I am using Q&A feature of GPT-3 to answer questions from a large pdf file.
Since I cannot upload the whole pdf, I convert them to JSON records with no individual record exceeding 2000 tokens.
While querying the answers, GPT-3 does a semantic search to rank the documents by relevance to the question. But there is a chance I may not find the exact answer because of the way I have split the file in chunks with a maximum size of 2000 tokens.
Is there any possibility to re-search across all the top-ranked documents and improve the final answer?
Is there any plugin to convert a document (pdf, word, etc.) to JSON with chunks of 2000 token (since I imagine many folks will need to work with GPT-3)
To illustrate with an example:
Document -1) Alice is a good Tennis player.
Document -2) Alice started playing Hockey this summer.
Document -3) During the Tokyo Olympics she did Shooting.
Very interesting Q. One thing I can think of is to split a document into chunks with overlapping context. For example if each chunk is 2k tokens, it could overlap the first 1k token with the previous chunk, and next 1k token with the next chunk. That way there won’t be many unfortunate document splits.
In case of needing an answer which can combine context from multiple places in the document I’m not sure there’s a good solution. It may help to split the document into smaller chunks, then populate the context with the top 10 chunks of 100 tokens each, thus allowing the answer to be based on multiple parts of the document.
OPTION 1) Can we generate answer from each of the top 10 chunks. Then combine the top 10 answers and make a new chunk. Then feed that chunk back to GPT-3 and then GPT-3 generates a better aggregated answer from that NEW Chunk?
OPTION 2) Can we not feed the top 10 chunks into an end point and it figures out the right answer looking at all the chunks together. Why do we have this 2k chunk limit, which prevents GPT-3 from getting more accurate answer?
Is there any plugin to convert a document (pdf, word, etc.) to JSON with chunks of 2000 token (since I imagine many folks will need to work with GPT-3)
Check out this Notebook I had put together to help divide text data, like a book, into chunks of certain token size without breaking sentences mid-way
Did utilize exactly this approach for our first version of alexsystems.ai.
“Sliding” the content, including xxx tokens from both previous & following chunks.
However it did not drastically improve the result as we were expecting. In our case we also match the segmatic hits with the document again, highlighting the content used to make the answer.
We did in the end completely switch the approach to how we parse PDF’s,
Now we are using a vision based approach to identify subject & text blocks +identifying things such as tables & graphs etc, => sending those to other AI models that process it to a GPT-3 chewable structure.
PDF’s beyond the surface is a messy place My advice to anyone doing something similar is to really figure out how to extract data correctly first, it’s the make it or break it
In case of needing an answer which can combine context from multiple places in the document I’m not sure there’s a good solution. It may help to split the document into smaller chunks, then populate the context with the top 10 chunks of 100 tokens each, thus allowing the answer to be based on multiple parts of the document.

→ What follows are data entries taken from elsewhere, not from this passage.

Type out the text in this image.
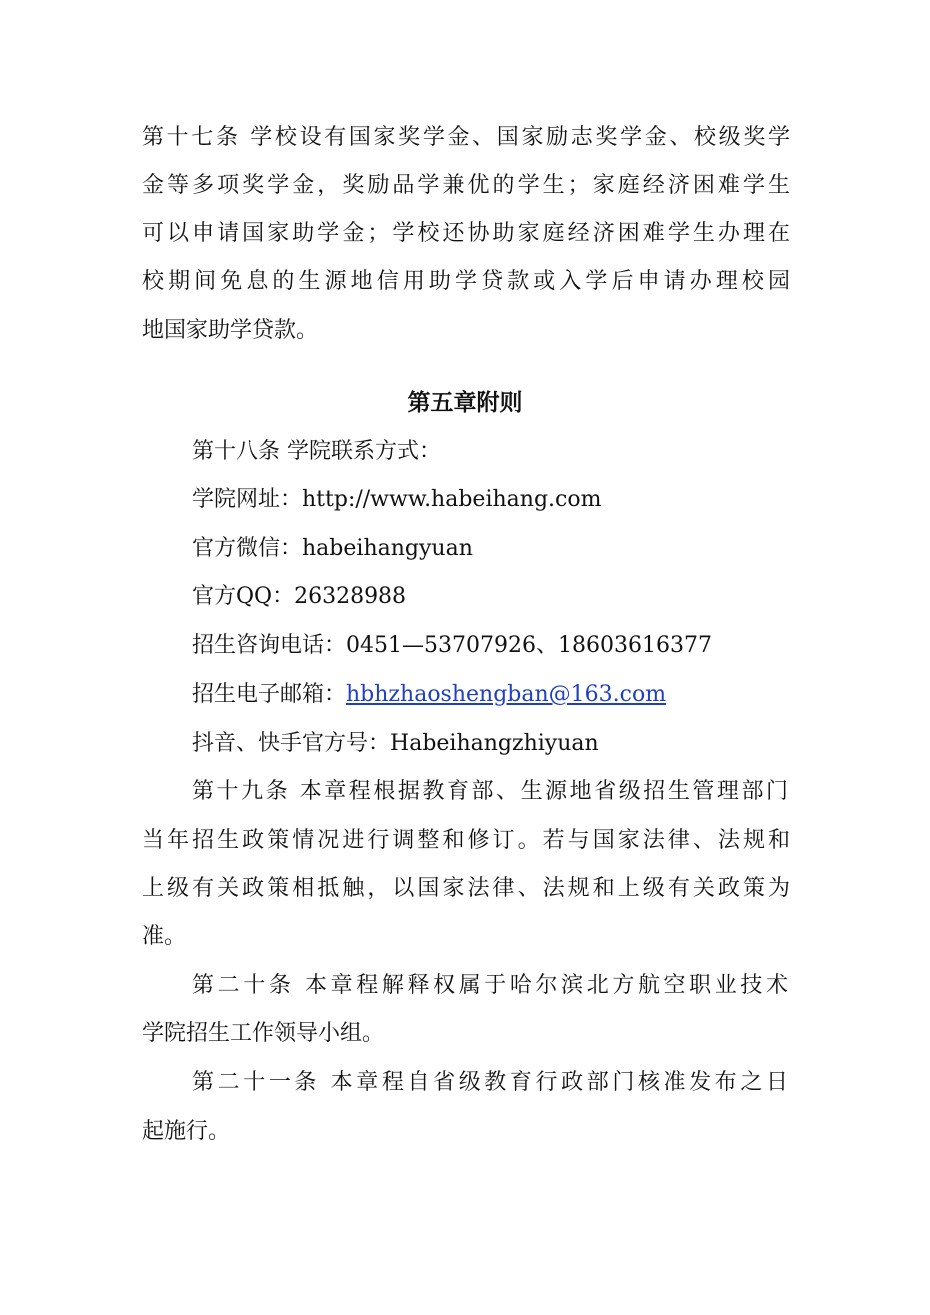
第十七条 学校设有国家奖学金、国家励志奖学金、校级奖学
金等多项奖学金，奖励品学兼优的学生；家庭经济困难学生
可以申请国家助学金；学校还协助家庭经济困难学生办理在
校期间免息的生源地信用助学贷款或入学后申请办理校园
地国家助学贷款。
第五章附则
第十八条 学院联系方式：
学院网址：http://www.habeihang.com
官方微信：habeihangyuan
官方QQ：26328988
招生咨询电话：0451—53707926、18603616377
招生电子邮箱：hbhzhaoshengban@163.com
抖音、快手官方号：Habeihangzhiyuan
第十九条 本章程根据教育部、生源地省级招生管理部门
当年招生政策情况进行调整和修订。若与国家法律、法规和
上级有关政策相抵触，以国家法律、法规和上级有关政策为
准。
第二十条 本章程解释权属于哈尔滨北方航空职业技术
学院招生工作领导小组。
第二十一条 本章程自省级教育行政部门核准发布之日
起施行。
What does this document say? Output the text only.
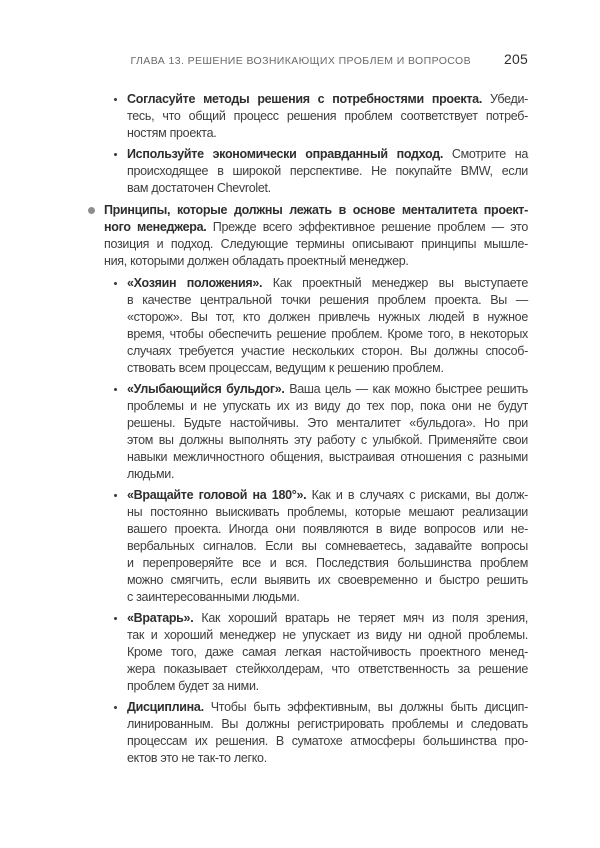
ГЛАВА 13. РЕШЕНИЕ ВОЗНИКАЮЩИХ ПРОБЛЕМ И ВОПРОСОВ 205
Согласуйте методы решения с потребностями проекта. Убеди-
тесь, что общий процесс решения проблем соответствует потреб-
ностям проекта.
Используйте экономически оправданный подход. Смотрите на
происходящее в широкой перспективе. Не покупайте BMW, если
вам достаточен Chevrolet.
Принципы, которые должны лежать в основе менталитета проект-
ного менеджера. Прежде всего эффективное решение проблем — это
позиция и подход. Следующие термины описывают принципы мышле-
ния, которыми должен обладать проектный менеджер.
«Хозяин положения». Как проектный менеджер вы выступаете
в качестве центральной точки решения проблем проекта. Вы —
«сторож». Вы тот, кто должен привлечь нужных людей в нужное
время, чтобы обеспечить решение проблем. Кроме того, в некоторых
случаях требуется участие нескольких сторон. Вы должны способ-
ствовать всем процессам, ведущим к решению проблем.
«Улыбающийся бульдог». Ваша цель — как можно быстрее решить
проблемы и не упускать их из виду до тех пор, пока они не будут
решены. Будьте настойчивы. Это менталитет «бульдога». Но при
этом вы должны выполнять эту работу с улыбкой. Применяйте свои
навыки межличностного общения, выстраивая отношения с разными
людьми.
«Вращайте головой на 180°». Как и в случаях с рисками, вы долж-
ны постоянно выискивать проблемы, которые мешают реализации
вашего проекта. Иногда они появляются в виде вопросов или не-
вербальных сигналов. Если вы сомневаетесь, задавайте вопросы
и перепроверяйте все и вся. Последствия большинства проблем
можно смягчить, если выявить их своевременно и быстро решить
с заинтересованными людьми.
«Вратарь». Как хороший вратарь не теряет мяч из поля зрения,
так и хороший менеджер не упускает из виду ни одной проблемы.
Кроме того, даже самая легкая настойчивость проектного менед-
жера показывает стейкхолдерам, что ответственность за решение
проблем будет за ними.
Дисциплина. Чтобы быть эффективным, вы должны быть дисцип-
линированным. Вы должны регистрировать проблемы и следовать
процессам их решения. В суматохе атмосферы большинства про-
ектов это не так-то легко.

We did try this also and it actually performed better than the “sliding” method, however it does not solve more complex tasks such as financial analysis, graph & table heavy PDF’s etc.
@boris One idea I had, that I didn’t try yet but that theoretically should be doable would be to compress the content by re-formulating it and stripping out all the “fluff” and while keeping the compressed version mapped to full version that lives in some DB ( to solve highlighting ), However am not sure answers engine by default could handle this, with fine-tuning it should be achievable, and technically the answers process can be broken down into its original steps.
What I wrote here above, could probably be written with 25% of the input
Hi, I am following the exact same approach trying to parse the pdf document into sections.
I am currently using pdfplumber (not OCR based), but I tried facebook detectron and thought it could help me do it, but in a more difficult way.
Could you please point me to the right direction? What python libraries would you recommend? I am processing financial pdfs with lota of tables, not that many charts.